There's no reason, for example, why many employers couldn't automatically enroll their employees in a third-party plan, have the plan file the reports and be the legal fiduciary, and have the government regulate the plan instead of the employer.  This approach, allowed under ERISA, is called a multiple employer plan, "MEP" in pension-speak.  Historically, the Department of Labor has been uncomfortable with MEPs and limited their use because of the risk that a plan participated in by many employers but operated by a third party might end up being supervised by no one at all.  Nonetheless, the administration is now advancing the MEP concept in two ways:

Using the discretion it has under ERISA, DOL now allows states to set up multiple employer plans.  DOL's reasoning is that states don't have a profit motive and are politically accountable, so it's easier to trust them and let employers "off the hook".  

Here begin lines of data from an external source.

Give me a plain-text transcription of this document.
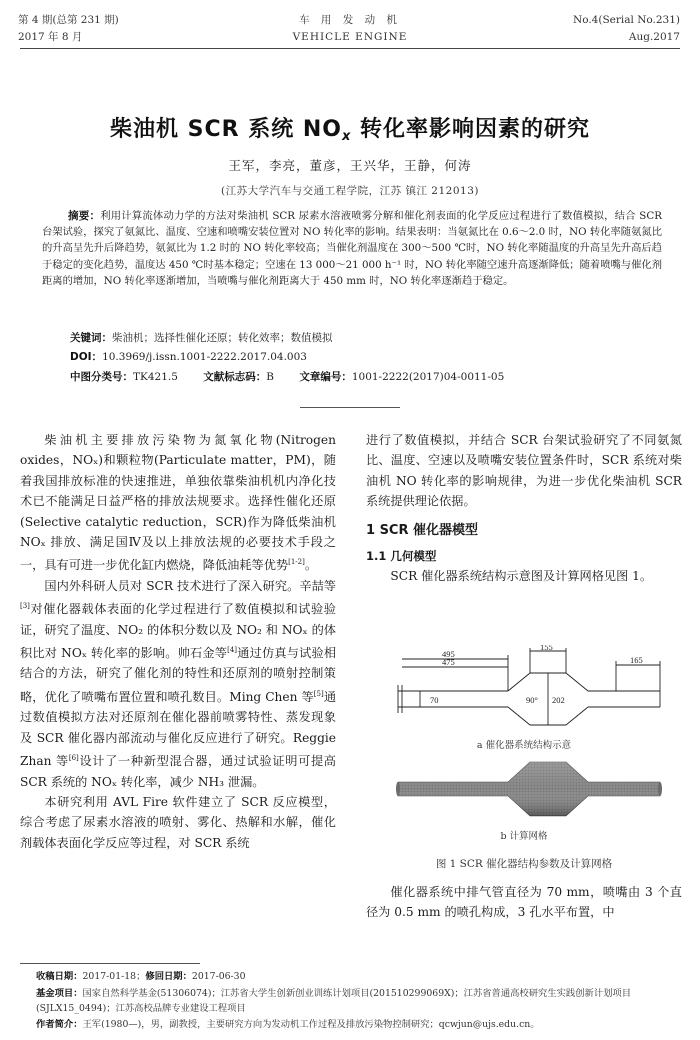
第 4 期(总第 231 期)
2017 年 8 月
车 用 发 动 机
VEHICLE ENGINE
No.4(Serial No.231)
Aug.2017
柴油机 SCR 系统 $NO_x$ 转化率影响因素的研究
王军，李亮，董彦，王兴华，王静，何涛
(江苏大学汽车与交通工程学院，江苏 镇江 212013)
摘要：利用计算流体动力学的方法对柴油机 SCR 尿素水溶液喷雾分解和催化剂表面的化学反应过程进行了数值模拟，结合 SCR 台架试验，探究了氨氮比、温度、空速和喷嘴安装位置对 NO 转化率的影响。结果表明：当氨氮比在 0.6～2.0 时，NO 转化率随氨氮比的升高呈先升后降趋势，氨氮比为 1.2 时的 NO 转化率较高；当催化剂温度在 300～500 ℃时，NO 转化率随温度的升高呈先升高后趋于稳定的变化趋势，温度达 450 ℃时基本稳定；空速在 13 000～21 000 h⁻¹ 时，NO 转化率随空速升高逐渐降低；随着喷嘴与催化剂距离的增加，NO 转化率逐渐增加，当喷嘴与催化剂距离大于 450 mm 时，NO 转化率逐渐趋于稳定。
关键词：柴油机；选择性催化还原；转化效率；数值模拟
DOI：10.3969/j.issn.1001-2222.2017.04.003
中图分类号：TK421.5 文献标志码：B 文章编号：1001-2222(2017)04-0011-05

柴油机主要排放污染物为氮氧化物(Nitrogen oxides，NOₓ)和颗粒物(Particulate matter，PM)，随着我国排放标准的快速推进，单独依靠柴油机机内净化技术已不能满足日益严格的排放法规要求。选择性催化还原(Selective catalytic reduction，SCR)作为降低柴油机 NOₓ 排放、满足国Ⅳ及以上排放法规的必要技术手段之一，具有可进一步优化缸内燃烧，降低油耗等优势[1-2]。

国内外科研人员对 SCR 技术进行了深入研究。辛喆等[3]对催化器载体表面的化学过程进行了数值模拟和试验验证，研究了温度、NO₂ 的体积分数以及 NO₂ 和 NOₓ 的体积比对 NOₓ 转化率的影响。帅石金等[4]通过仿真与试验相结合的方法，研究了催化剂的特性和还原剂的喷射控制策略，优化了喷嘴布置位置和喷孔数目。Ming Chen 等[5]通过数值模拟方法对还原剂在催化器前喷雾特性、蒸发现象及 SCR 催化器内部流动与催化反应进行了研究。Reggie Zhan 等[6]设计了一种新型混合器，通过试验证明可提高 SCR 系统的 NOₓ 转化率，减少 NH₃ 泄漏。

本研究利用 AVL Fire 软件建立了 SCR 反应模型，综合考虑了尿素水溶液的喷射、雾化、热解和水解，催化剂载体表面化学反应等过程，对 SCR 系统

进行了数值模拟，并结合 SCR 台架试验研究了不同氨氮比、温度、空速以及喷嘴安装位置条件时，SCR 系统对柴油机 NO 转化率的影响规律，为进一步优化柴油机 SCR 系统提供理论依据。

1 SCR 催化器模型
1.1 几何模型

SCR 催化器系统结构示意图及计算网格见图 1。

495
475
155
165
70	90° 202
a 催化器系统结构示意
b 计算网格
图 1 SCR 催化器结构参数及计算网格

催化器系统中排气管直径为 70 mm，喷嘴由 3 个直径为 0.5 mm 的喷孔构成，3 孔水平布置，中

收稿日期：2017-01-18；修回日期：2017-06-30
基金项目：国家自然科学基金(51306074)；江苏省大学生创新创业训练计划项目(201510299069X)；江苏省普通高校研究生实践创新计划项目(SJLX15_0494)；江苏高校品牌专业建设工程项目
作者简介：王军(1980—)，男，副教授，主要研究方向为发动机工作过程及排放污染物控制研究；qcwjun@ujs.edu.cn。
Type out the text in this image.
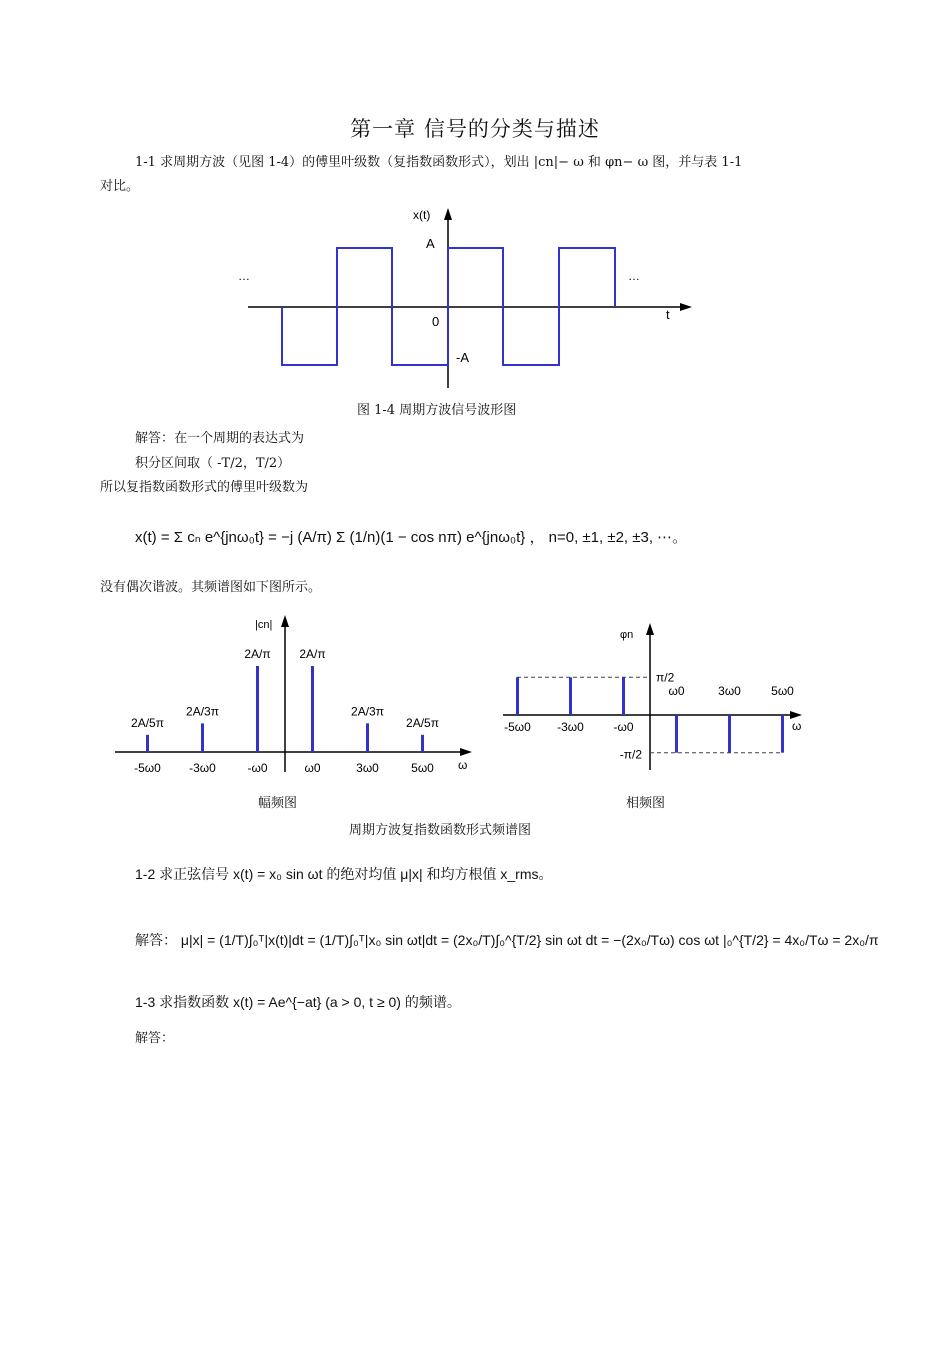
第一章 信号的分类与描述
1-1 求周期方波（见图 1-4）的傅里叶级数（复指数函数形式），划出 |cn|− ω 和 φn− ω 图，并与表 1-1
对比。
x(t)
A
-A
0	t
…	…
图 1-4 周期方波信号波形图
解答：在一个周期的表达式为
积分区间取（ -T/2，T/2）
所以复指数函数形式的傅里叶级数为
x(t) = Σ cₙ e^{jnω₀t} = −j (A/π) Σ (1/n)(1 − cos nπ) e^{jnω₀t} ， n=0, ±1, ±2, ±3, ⋯。
没有偶次谐波。其频谱图如下图所示。
|cn|
ω
2A/5π
-5ω0
2A/3π
-3ω0
2A/π
-ω0
2A/π
ω0
2A/3π
3ω0
2A/5π
5ω0
幅频图
φn
ω
π/2
-π/2
-5ω0 -3ω0 -ω0
ω0	3ω0	5ω0
相频图
周期方波复指数函数形式频谱图
1-2 求正弦信号 x(t) = x₀ sin ωt 的绝对均值 μ|x| 和均方根值 x_rms。
解答： μ|x| = (1/T)∫₀ᵀ|x(t)|dt = (1/T)∫₀ᵀ|x₀ sin ωt|dt = (2x₀/T)∫₀^{T/2} sin ωt dt = −(2x₀/Tω) cos ωt |₀^{T/2} = 4x₀/Tω = 2x₀/π
1-3 求指数函数 x(t) = Ae^{−at} (a > 0, t ≥ 0) 的频谱。
解答：
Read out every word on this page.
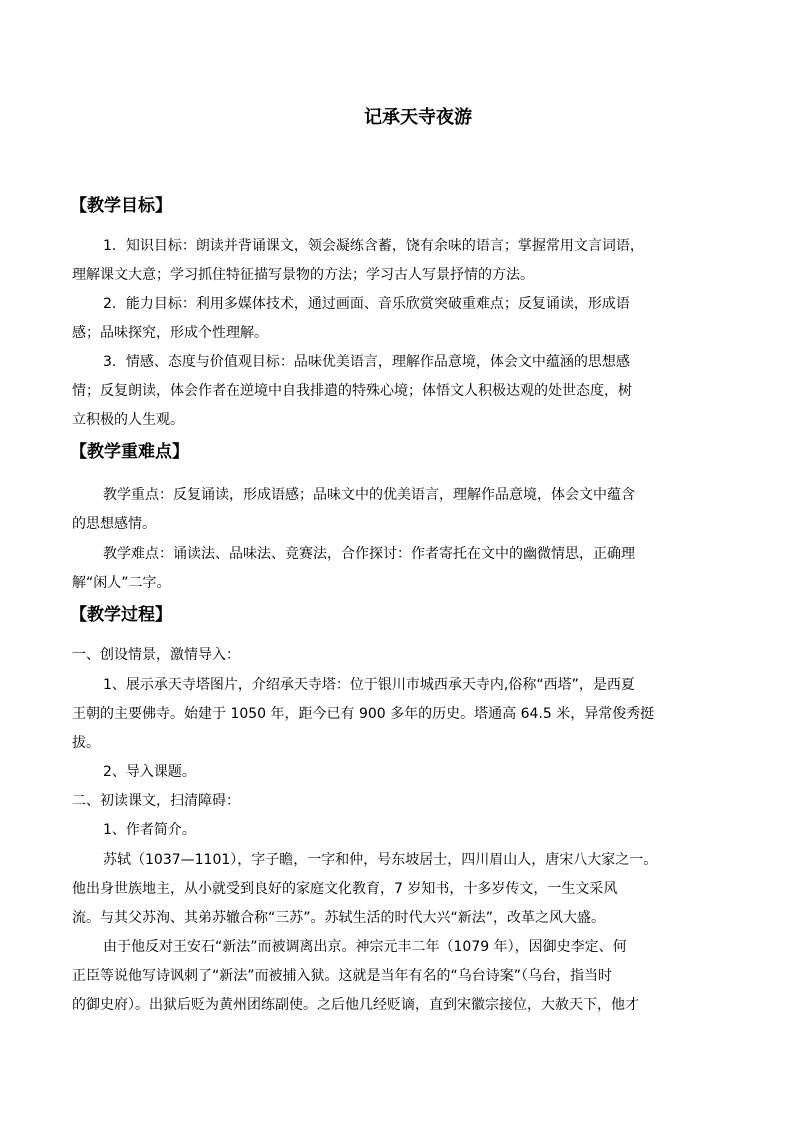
记承天寺夜游
【教学目标】
1．知识目标：朗读并背诵课文，领会凝练含蓄，饶有余味的语言；掌握常用文言词语，
理解课文大意；学习抓住特征描写景物的方法；学习古人写景抒情的方法。
2．能力目标：利用多媒体技术，通过画面、音乐欣赏突破重难点；反复诵读，形成语
感；品味探究，形成个性理解。
3．情感、态度与价值观目标：品味优美语言，理解作品意境，体会文中蕴涵的思想感
情；反复朗读，体会作者在逆境中自我排遣的特殊心境；体悟文人积极达观的处世态度，树
立积极的人生观。
【教学重难点】
教学重点：反复诵读，形成语感；品味文中的优美语言，理解作品意境，体会文中蕴含
的思想感情。
教学难点：诵读法、品味法、竞赛法，合作探讨：作者寄托在文中的幽微情思，正确理
解“闲人”二字。
【教学过程】
一、创设情景，激情导入：
1、展示承天寺塔图片，介绍承天寺塔：位于银川市城西承天寺内,俗称“西塔”，是西夏
王朝的主要佛寺。始建于 1050 年，距今已有 900 多年的历史。塔通高 64.5 米，异常俊秀挺
拔。
2、导入课题。
二、初读课文，扫清障碍：
1、作者简介。
苏轼（1037—1101），字子瞻，一字和仲，号东坡居士，四川眉山人，唐宋八大家之一。
他出身世族地主，从小就受到良好的家庭文化教育，7 岁知书，十多岁传文，一生文采风
流。与其父苏洵、其弟苏辙合称“三苏”。苏轼生活的时代大兴“新法”，改革之风大盛。
由于他反对王安石“新法”而被调离出京。神宗元丰二年（1079 年），因御史李定、何
正臣等说他写诗讽刺了“新法”而被捕入狱。这就是当年有名的“乌台诗案”（乌台，指当时
的御史府）。出狱后贬为黄州团练副使。之后他几经贬谪，直到宋徽宗接位，大赦天下，他才
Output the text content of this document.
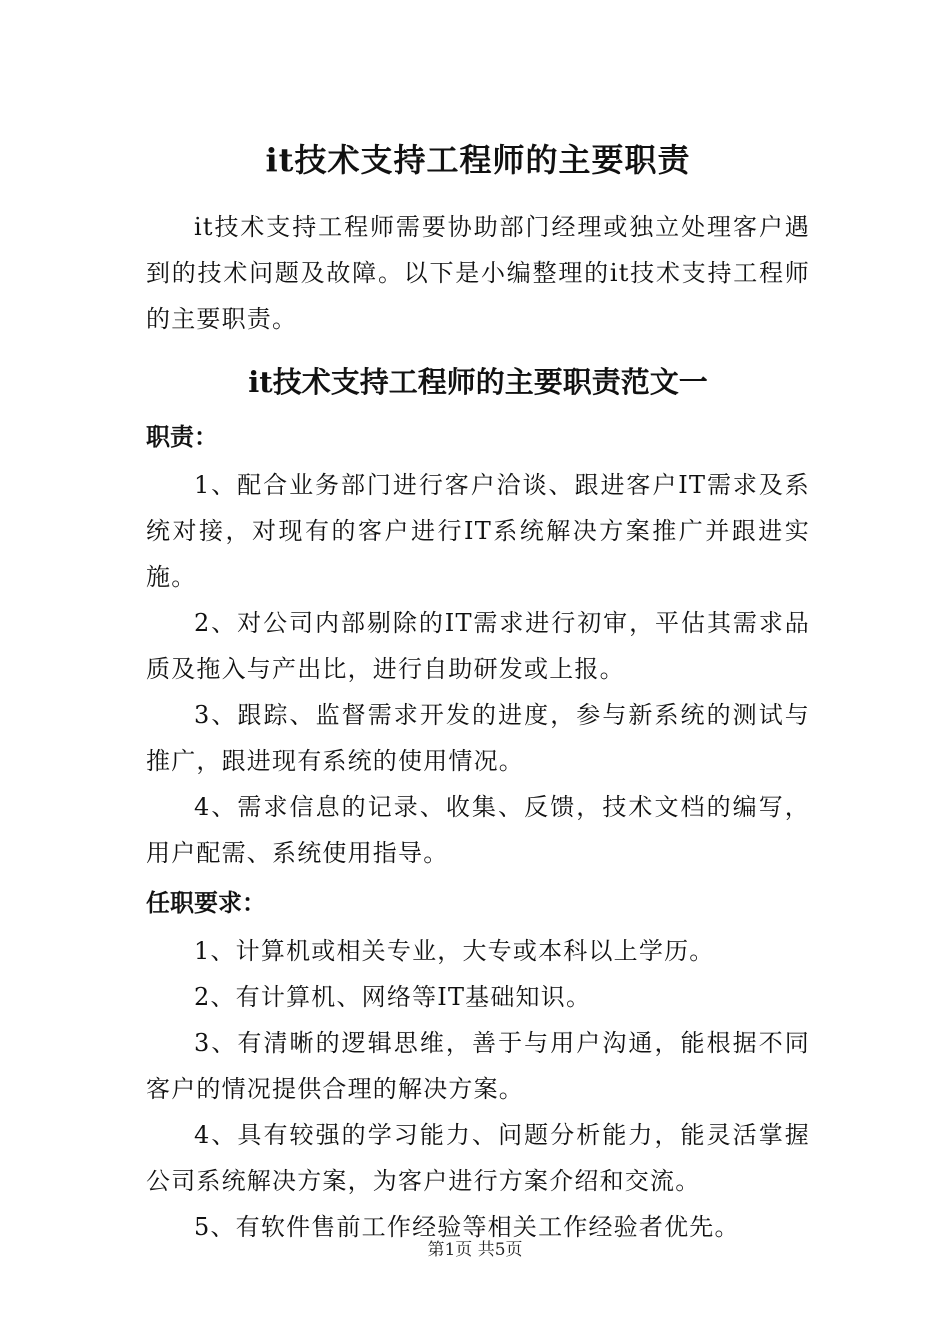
it技术支持工程师的主要职责

it技术支持工程师需要协助部门经理或独立处理客户遇到的技术问题及故障。以下是小编整理的it技术支持工程师的主要职责。

it技术支持工程师的主要职责范文一
职责：

1、配合业务部门进行客户洽谈、跟进客户IT需求及系统对接，对现有的客户进行IT系统解决方案推广并跟进实施。

2、对公司内部剔除的IT需求进行初审，平估其需求品质及拖入与产出比，进行自助研发或上报。

3、跟踪、监督需求开发的进度，参与新系统的测试与推广，跟进现有系统的使用情况。

4、需求信息的记录、收集、反馈，技术文档的编写，用户配需、系统使用指导。

任职要求：

1、计算机或相关专业，大专或本科以上学历。

2、有计算机、网络等IT基础知识。

3、有清晰的逻辑思维，善于与用户沟通，能根据不同客户的情况提供合理的解决方案。

4、具有较强的学习能力、问题分析能力，能灵活掌握公司系统解决方案，为客户进行方案介绍和交流。

5、有软件售前工作经验等相关工作经验者优先。

第1页 共5页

Proposing that the Congress enact legislation that would enable private parties to operate MEPs, with safeguards to protect retirees.  It would be easy to conclude that this is a non-starter: thanks to the widening gap between the political parties, Congress has been unable to agree on any general pension legislation since 2006.  (The entirely sensible and once-upon-a-time bipartisan proposal to require employers to offer at least an IRA, now made annually by the administration, became a casualty of the Obamacare wars.)  Nonetheless, in recent years "open" MEPs have been proposed by both Democrats and Republicans and in the last session of Congress, a bipartisan compromise almost made it into legislation.  If the endorsement of the administration doesn't taint it, Congress might decide, finally, to act.